EL2--like defects in InP nanowires

TL;DR

This study uses density functional theory to investigate antisite defects in InP nanowires, revealing how defect formation energies, dissociation energies, and EL2-like defect occurrence depend on nanowire diameter.

Contribution

It provides the first detailed ab initio analysis of antisite defect behavior and EL2-like defect formation in InP nanowires as a function of diameter.

Findings

P antisites are more likely than In antisites in InP nanowires.

EL2-like defects appear only in thicker nanowires with diameters around 18 Å.

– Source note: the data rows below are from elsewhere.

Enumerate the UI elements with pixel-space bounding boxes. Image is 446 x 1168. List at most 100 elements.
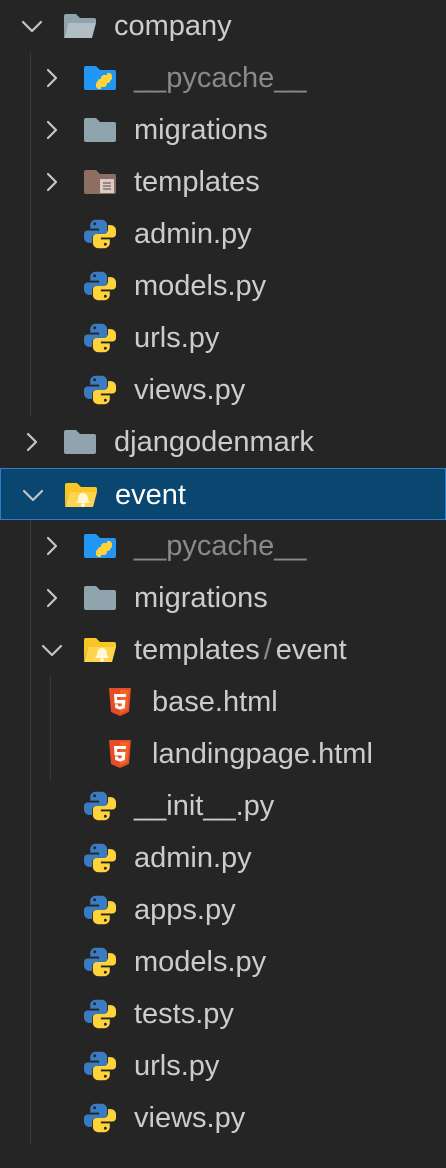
item-label: migrations [134, 572, 268, 624]
item-name: admin.py [134, 842, 252, 874]
item-label: landingpage.html [152, 728, 373, 780]
item-label: event [115, 469, 186, 521]
item-name: templates [134, 166, 260, 198]
item-name: event [115, 479, 186, 511]
html5-file-icon [102, 686, 138, 718]
item-name: __pycache__ [134, 530, 307, 562]
folder-open-yellow-icon [63, 479, 99, 511]
item-name: __init__.py [134, 790, 275, 822]
item-label: __init__.py [134, 780, 274, 832]
item-name: urls.py [134, 1050, 220, 1082]
python-file-icon [82, 1102, 118, 1134]
python-file-icon [82, 374, 118, 406]
item-name: views.py [134, 374, 246, 406]
item-name: __pycache__ [134, 62, 307, 94]
item-label: tests.py [134, 988, 234, 1040]
python-folder-icon [82, 62, 118, 94]
folder-icon [82, 114, 118, 146]
folder-icon [82, 582, 118, 614]
chevron-right-icon[interactable] [40, 586, 64, 610]
chevron-right-icon[interactable] [40, 170, 64, 194]
python-file-icon [82, 842, 118, 874]
python-file-icon [82, 998, 118, 1030]
item-label: models.py [134, 260, 266, 312]
python-file-icon [82, 790, 118, 822]
folder-row-company[interactable]: company [0, 0, 446, 52]
item-label: templates / event [134, 624, 347, 676]
python-folder-icon [82, 530, 118, 562]
file-row-urls-py[interactable]: urls.py [0, 312, 446, 364]
chevron-right-icon[interactable] [40, 118, 64, 142]
file-explorer-tree: company __pycache__ migrations templates adm… [0, 0, 446, 1168]
item-name: urls.py [134, 322, 220, 354]
item-name: migrations [134, 114, 268, 146]
file-row-views-py[interactable]: views.py [0, 1092, 446, 1144]
file-row-tests-py[interactable]: tests.py [0, 988, 446, 1040]
item-name: templates [134, 634, 260, 666]
item-label: admin.py [134, 208, 252, 260]
templates-folder-icon [82, 166, 118, 198]
file-row-landingpage-html[interactable]: landingpage.html [0, 728, 446, 780]
item-label: models.py [134, 936, 266, 988]
python-file-icon [82, 1050, 118, 1082]
item-name: migrations [134, 582, 268, 614]
item-label: urls.py [134, 312, 219, 364]
folder-row-migrations[interactable]: migrations [0, 104, 446, 156]
item-name: djangodenmark [114, 426, 314, 458]
file-row-urls-py[interactable]: urls.py [0, 1040, 446, 1092]
folder-open-icon [62, 10, 98, 42]
item-label: base.html [152, 676, 278, 728]
folder-row-djangodenmark[interactable]: djangodenmark [0, 416, 446, 468]
html5-file-icon [102, 738, 138, 770]
file-row-init-py[interactable]: __init__.py [0, 780, 446, 832]
file-row-views-py[interactable]: views.py [0, 364, 446, 416]
python-file-icon [82, 218, 118, 250]
item-name: admin.py [134, 218, 252, 250]
item-name: models.py [134, 946, 267, 978]
folder-row-templates[interactable]: templates [0, 156, 446, 208]
chevron-down-icon[interactable] [20, 14, 44, 38]
python-file-icon [82, 894, 118, 926]
python-file-icon [82, 946, 118, 978]
item-label: templates [134, 156, 260, 208]
item-label: __pycache__ [134, 52, 307, 104]
item-label: apps.py [134, 884, 236, 936]
folder-row-templates[interactable]: templates / event [0, 624, 446, 676]
file-row-base-html[interactable]: base.html [0, 676, 446, 728]
item-name: tests.py [134, 998, 234, 1030]
file-row-models-py[interactable]: models.py [0, 936, 446, 988]
item-label: migrations [134, 104, 268, 156]
folder-row-event[interactable]: event [0, 468, 446, 520]
folder-row-migrations[interactable]: migrations [0, 572, 446, 624]
chevron-down-icon[interactable] [21, 483, 45, 507]
item-label: urls.py [134, 1040, 219, 1092]
file-row-admin-py[interactable]: admin.py [0, 208, 446, 260]
python-file-icon [82, 270, 118, 302]
chevron-down-icon[interactable] [40, 638, 64, 662]
item-name: company [114, 10, 232, 42]
item-label: views.py [134, 364, 245, 416]
chevron-right-icon[interactable] [40, 534, 64, 558]
item-label: djangodenmark [114, 416, 314, 468]
folder-icon [62, 426, 98, 458]
item-label: admin.py [134, 832, 252, 884]
item-label: views.py [134, 1092, 245, 1144]
item-name: landingpage.html [152, 738, 373, 770]
chevron-right-icon[interactable] [20, 430, 44, 454]
folder-row-pycache[interactable]: __pycache__ [0, 52, 446, 104]
item-name: base.html [152, 686, 278, 718]
file-row-apps-py[interactable]: apps.py [0, 884, 446, 936]
chevron-right-icon[interactable] [40, 66, 64, 90]
item-name: models.py [134, 270, 267, 302]
python-file-icon [82, 322, 118, 354]
item-label: __pycache__ [134, 520, 307, 572]
file-row-admin-py[interactable]: admin.py [0, 832, 446, 884]
path-separator: / [263, 634, 272, 666]
folder-row-pycache[interactable]: __pycache__ [0, 520, 446, 572]
folder-open-yellow-icon [82, 634, 118, 666]
item-name: views.py [134, 1102, 246, 1134]
compact-child-name: event [275, 634, 347, 666]
file-row-models-py[interactable]: models.py [0, 260, 446, 312]
item-label: company [114, 0, 232, 52]
item-name: apps.py [134, 894, 236, 926]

Dissociation energies for P$_{ m In}$--P defects increase with nanowire diameter.

Abstract

We have performed an {\it ab initio} total energy investigation, within the density functional theory (DFT), of antisite defects in InP nanowires (InP$NW$s) grown along the [111] direction. Our total energy results indicate that, (i) P antisites (P$_{\rm In}$) are the most likely antisite defect compared with In antisites (In$_{\rm P}$), and (ii) the formation energies of P and In antisites do not depend on the $NW$ diameter. In particular, thin InP$NW$s, diameters of $\sim$13 \AA, the P$_{\rm In}$ antisite exhibits a trigonal symmetry, lying at 0.15 \AA from the $T_d$ site, followed by a metastable configuration with P$_{\rm In}$ in an interstitial position (1.15 \AA from the $T_d$ site). We find a P$_{\rm In}$--P dissociation energy of 0.33 eV, and there is no EL2--like center for such a thin InP$NW$. However, EL2--like defects occur by increasing the $NW$ diameter. For diameters of $\sim$18 \AA, the P$_{\rm In}$--P dissociation energy increases to 0.53 eV, which is 0.34 eV lower compared with the P$_{\rm In}$--P dissociation energy for InP bulk phase, 0.87 eV. We mapped the atomic displacements and calculated the relaxation energy, Franck--Condon shift, upon single excitation of P$_{\rm In}$ induced states in InP$NW$. The formation (or not) of EL2--like defects, P$_{\rm In}$--P dissociation energy barrier, and the Franck--Condon (FC) energy shift, can be tuned by the $NW$ diameter.